1. Their Eyes Were Watching God by Zora Neale Hurston (1937).
2. The Stranger by Albert Camus (1942).
3. Germinal by Émile Zola (1884).
4. Invisible Man by Ralph Ellison (1952).
5. One Hundred Years of Solitude by Gabriel García Márquez (1967).
6. Beloved by Toni Morrison (1987).
7. Night by Elie Wiesel (1958).
8. The Color Purple by Alice Walker (1982).
9. The Trial by Franz Kafka (1925).
10. Masters of the Dew by Jacques Roumain (1947).

Appreciation of Jacques Roumain’s Masters of the Dew by Edwidge Danticat

This novel charmed Langston Hughes and Mercer Cook so much that when they visited Haiti in the 1940s they decided to translate it. Theirs remains the only English translation.
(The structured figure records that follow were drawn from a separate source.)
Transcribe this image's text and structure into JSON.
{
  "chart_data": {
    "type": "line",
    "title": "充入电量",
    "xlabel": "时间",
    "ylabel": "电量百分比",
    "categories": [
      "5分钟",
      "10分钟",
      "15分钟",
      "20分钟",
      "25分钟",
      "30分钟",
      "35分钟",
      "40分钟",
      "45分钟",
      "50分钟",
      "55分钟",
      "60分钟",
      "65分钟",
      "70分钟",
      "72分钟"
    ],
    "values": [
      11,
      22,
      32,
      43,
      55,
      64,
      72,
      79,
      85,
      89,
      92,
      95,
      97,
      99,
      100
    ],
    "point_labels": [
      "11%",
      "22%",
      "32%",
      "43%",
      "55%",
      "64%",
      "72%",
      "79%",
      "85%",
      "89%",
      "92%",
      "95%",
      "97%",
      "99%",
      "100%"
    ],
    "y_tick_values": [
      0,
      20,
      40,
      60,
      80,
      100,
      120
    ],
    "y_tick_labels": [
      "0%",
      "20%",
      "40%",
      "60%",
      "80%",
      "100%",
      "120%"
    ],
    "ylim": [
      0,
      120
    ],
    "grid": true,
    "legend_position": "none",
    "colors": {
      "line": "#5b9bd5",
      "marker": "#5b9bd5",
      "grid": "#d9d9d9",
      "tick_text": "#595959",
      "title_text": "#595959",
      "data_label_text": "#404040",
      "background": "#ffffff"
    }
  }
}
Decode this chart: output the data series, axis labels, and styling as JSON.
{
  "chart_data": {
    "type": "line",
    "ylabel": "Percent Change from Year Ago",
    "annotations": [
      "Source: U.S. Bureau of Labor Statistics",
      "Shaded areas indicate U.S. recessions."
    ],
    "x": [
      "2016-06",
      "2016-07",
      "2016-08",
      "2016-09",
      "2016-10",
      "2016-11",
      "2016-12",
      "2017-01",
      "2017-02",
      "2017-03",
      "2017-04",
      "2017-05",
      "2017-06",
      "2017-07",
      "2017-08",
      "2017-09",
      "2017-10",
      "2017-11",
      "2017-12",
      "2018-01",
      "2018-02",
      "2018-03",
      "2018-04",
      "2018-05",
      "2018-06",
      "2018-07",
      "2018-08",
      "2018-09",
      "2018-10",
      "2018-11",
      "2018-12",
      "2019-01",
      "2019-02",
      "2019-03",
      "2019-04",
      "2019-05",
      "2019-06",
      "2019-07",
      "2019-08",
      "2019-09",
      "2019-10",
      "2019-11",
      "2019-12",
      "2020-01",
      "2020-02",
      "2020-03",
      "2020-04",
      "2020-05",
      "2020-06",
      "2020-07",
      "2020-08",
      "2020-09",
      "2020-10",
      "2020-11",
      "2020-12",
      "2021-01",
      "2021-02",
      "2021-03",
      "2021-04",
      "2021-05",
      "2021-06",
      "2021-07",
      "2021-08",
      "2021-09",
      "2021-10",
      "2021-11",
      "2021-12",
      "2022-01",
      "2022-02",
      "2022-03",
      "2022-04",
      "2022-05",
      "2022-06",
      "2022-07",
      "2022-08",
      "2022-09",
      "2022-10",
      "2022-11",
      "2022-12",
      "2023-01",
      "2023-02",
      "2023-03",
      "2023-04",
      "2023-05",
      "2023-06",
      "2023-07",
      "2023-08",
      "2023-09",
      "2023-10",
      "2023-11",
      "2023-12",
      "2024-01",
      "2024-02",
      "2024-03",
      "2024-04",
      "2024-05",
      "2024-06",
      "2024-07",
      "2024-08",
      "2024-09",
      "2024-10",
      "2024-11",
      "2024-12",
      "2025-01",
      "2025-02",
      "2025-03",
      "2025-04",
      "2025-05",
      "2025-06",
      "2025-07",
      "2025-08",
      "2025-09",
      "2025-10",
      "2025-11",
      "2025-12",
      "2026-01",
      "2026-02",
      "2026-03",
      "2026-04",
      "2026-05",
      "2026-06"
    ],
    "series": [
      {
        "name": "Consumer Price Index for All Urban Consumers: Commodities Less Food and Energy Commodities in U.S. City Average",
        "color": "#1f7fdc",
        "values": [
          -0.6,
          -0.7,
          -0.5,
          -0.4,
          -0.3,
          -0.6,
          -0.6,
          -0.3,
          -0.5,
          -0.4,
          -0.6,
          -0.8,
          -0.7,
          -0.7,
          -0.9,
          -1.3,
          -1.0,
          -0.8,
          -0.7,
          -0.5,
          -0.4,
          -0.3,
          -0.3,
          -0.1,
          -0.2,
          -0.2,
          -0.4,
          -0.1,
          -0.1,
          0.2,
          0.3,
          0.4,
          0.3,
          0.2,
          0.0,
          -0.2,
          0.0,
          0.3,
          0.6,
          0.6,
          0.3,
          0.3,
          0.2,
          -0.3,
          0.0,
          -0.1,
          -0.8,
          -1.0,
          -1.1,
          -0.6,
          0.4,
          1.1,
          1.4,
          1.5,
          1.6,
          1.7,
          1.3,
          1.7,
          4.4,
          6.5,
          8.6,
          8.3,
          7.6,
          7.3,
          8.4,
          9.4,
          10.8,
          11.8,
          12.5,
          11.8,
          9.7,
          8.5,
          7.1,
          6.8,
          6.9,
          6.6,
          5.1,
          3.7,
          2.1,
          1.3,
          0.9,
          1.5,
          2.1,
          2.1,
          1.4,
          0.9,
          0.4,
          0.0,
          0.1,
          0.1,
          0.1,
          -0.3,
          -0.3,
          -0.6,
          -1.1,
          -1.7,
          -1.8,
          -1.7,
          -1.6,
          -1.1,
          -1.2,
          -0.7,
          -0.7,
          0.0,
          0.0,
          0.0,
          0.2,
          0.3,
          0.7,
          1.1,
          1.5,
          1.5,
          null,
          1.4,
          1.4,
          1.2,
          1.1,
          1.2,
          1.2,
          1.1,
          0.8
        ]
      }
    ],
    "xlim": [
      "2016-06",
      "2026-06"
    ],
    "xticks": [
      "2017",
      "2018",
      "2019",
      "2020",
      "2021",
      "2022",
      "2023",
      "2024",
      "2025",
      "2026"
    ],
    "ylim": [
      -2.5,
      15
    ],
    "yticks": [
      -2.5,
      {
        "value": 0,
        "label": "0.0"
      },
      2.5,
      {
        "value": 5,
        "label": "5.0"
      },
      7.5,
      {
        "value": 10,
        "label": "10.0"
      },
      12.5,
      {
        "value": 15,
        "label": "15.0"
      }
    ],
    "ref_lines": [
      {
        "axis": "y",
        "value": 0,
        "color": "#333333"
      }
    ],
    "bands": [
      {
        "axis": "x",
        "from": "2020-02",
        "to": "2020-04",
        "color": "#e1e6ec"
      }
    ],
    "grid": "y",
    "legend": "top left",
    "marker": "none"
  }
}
This is the plot: A Haitian young man goes to Cuba to cut sugarcane in the 1930s. When he returns to his village in rural Haiti, he finds that a drought has ravaged the entire area and a Romeo and Juliet–type feud between the two most powerful families stands in the community’s way of finding a solution.

Like Romeo, the young man, Manuel, falls in love with the stunning daughter of the family that despises his and a battle ensues that results in tragedy, with some measure of hope. (To say much more would be giving away too much of the plot of this slim volume.) The book has often been called a peasant novel, but it is also an environmental novel, as well as a love story.

I read this book when I was ten years old; it was the first novel in which I recognized people I knew living in circumstances similar to my life and my world. It was also the first time that I realized books could not only help us escape but hold a mirror to our lives, to help us examine a problem and ponder —along with the characters —a possible solution. It was my first engagée or socially engaged novel, one that showed me that the novel could have many roles, that fiction could be used for different purposes without losing its artistic merit. It made me want to write the types of books that could inform and entertain as well as help others live, through a powerful narrative, a heartbreaking, painful, and even redemptive experience.